One of those young cooks was Joe Cash of Scoundrel. I believe Joe was 19 at the time, right out of high school and with stars in his eyes. When our dishwasher called out sick he took over with a smile. When it was time to bake bread, he listened intently, when a farmer showed up with 30 pounds of gorgeous August tomatoes, he diligently peeled them, and when we ground pork and veal for sausage, he was giddy with the excitement of learning. Joe was one of the many cooks that helped make 33 Liberty wonderful, yet I owe it all to Mom.
I believe the most important thing we as humans can do is to pass on our knowledge to someone willing and able to learn. That’s how the memory of our parents, our mentors, our grandparents live on. My wife sews and paints and bakes because her mother and grandmother taught her. When she sews, she often quotes one of their lessons. I don’t remember yet perhaps when I was teaching a young cook something important, I led with “Mom taught me to…”

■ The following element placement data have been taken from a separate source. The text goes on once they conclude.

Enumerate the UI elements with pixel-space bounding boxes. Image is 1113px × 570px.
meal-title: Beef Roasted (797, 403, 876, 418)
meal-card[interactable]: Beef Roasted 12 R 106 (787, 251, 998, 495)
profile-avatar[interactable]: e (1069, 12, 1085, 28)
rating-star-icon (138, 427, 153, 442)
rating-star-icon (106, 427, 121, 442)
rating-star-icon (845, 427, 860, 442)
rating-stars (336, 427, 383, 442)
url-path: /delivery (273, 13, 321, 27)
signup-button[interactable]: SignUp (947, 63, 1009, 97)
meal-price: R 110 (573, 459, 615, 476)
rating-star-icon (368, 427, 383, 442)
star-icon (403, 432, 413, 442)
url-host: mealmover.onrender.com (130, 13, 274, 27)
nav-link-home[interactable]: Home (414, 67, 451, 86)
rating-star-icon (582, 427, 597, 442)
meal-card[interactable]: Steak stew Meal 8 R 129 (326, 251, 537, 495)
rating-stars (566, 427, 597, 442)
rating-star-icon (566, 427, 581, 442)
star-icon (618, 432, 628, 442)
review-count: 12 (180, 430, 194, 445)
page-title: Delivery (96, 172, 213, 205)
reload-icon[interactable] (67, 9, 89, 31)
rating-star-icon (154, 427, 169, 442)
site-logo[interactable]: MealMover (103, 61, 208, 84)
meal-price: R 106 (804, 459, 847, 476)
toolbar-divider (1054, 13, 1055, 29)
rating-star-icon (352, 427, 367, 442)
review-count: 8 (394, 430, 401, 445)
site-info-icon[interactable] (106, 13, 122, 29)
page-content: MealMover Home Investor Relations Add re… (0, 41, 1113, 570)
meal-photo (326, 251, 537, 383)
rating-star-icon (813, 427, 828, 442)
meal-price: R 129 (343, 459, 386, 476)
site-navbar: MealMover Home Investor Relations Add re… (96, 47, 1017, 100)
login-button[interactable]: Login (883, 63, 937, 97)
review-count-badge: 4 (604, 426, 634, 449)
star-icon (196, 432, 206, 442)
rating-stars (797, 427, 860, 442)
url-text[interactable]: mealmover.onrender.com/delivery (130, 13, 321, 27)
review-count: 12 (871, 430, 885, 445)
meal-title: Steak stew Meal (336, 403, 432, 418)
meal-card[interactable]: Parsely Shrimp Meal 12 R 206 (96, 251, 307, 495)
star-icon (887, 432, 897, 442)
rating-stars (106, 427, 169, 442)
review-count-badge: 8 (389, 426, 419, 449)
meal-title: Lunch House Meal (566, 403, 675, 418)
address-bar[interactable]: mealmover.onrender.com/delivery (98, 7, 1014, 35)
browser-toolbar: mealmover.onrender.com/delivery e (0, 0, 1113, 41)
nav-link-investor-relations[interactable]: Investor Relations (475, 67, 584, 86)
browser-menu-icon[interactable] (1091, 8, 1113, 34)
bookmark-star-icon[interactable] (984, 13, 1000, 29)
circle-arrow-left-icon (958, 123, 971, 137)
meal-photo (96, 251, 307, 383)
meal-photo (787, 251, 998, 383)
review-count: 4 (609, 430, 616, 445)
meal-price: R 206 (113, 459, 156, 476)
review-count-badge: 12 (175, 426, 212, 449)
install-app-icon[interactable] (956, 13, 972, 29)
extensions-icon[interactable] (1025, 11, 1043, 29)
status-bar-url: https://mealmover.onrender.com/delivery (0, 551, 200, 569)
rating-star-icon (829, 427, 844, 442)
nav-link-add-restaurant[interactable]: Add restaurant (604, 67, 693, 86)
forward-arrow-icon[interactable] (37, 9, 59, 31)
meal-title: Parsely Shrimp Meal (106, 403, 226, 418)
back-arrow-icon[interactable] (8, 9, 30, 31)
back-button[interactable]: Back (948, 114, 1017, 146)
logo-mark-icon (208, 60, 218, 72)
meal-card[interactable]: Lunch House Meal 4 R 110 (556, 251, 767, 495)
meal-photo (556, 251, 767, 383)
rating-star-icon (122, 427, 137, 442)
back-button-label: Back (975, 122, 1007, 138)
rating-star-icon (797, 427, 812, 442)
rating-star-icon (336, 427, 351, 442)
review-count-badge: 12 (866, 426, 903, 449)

The lessons that we absorb are akin to a pebble thrown into the middle of a pond. They create ripples that travel outward and interact with returning ripples. Perhaps one or two lessons that Joe learned in his year at 33 Liberty were lessons of my Mom, one that she learned from hers and now those lessons are being taught in the kitchen of Scoundrel. Today, the lessons Joe spent years absorbing are now being shared with his young cooks and they in turn will one day share them with their own team.
When my mother passed away some years ago I yearned for some “thing” of hers, a keepsake that I could touch and hold, something that would instantly remind me of all the good in her. However, the best part of her was never a noun, but a verb that often came alive in the kitchen. It was action, discipline, and respect for even the simplest of the land’s bounty. A tomato in August, a gift of onions from a friend, or a bushel of sweet potatoes at Thanksgiving, all carefully prepared, and shared with love.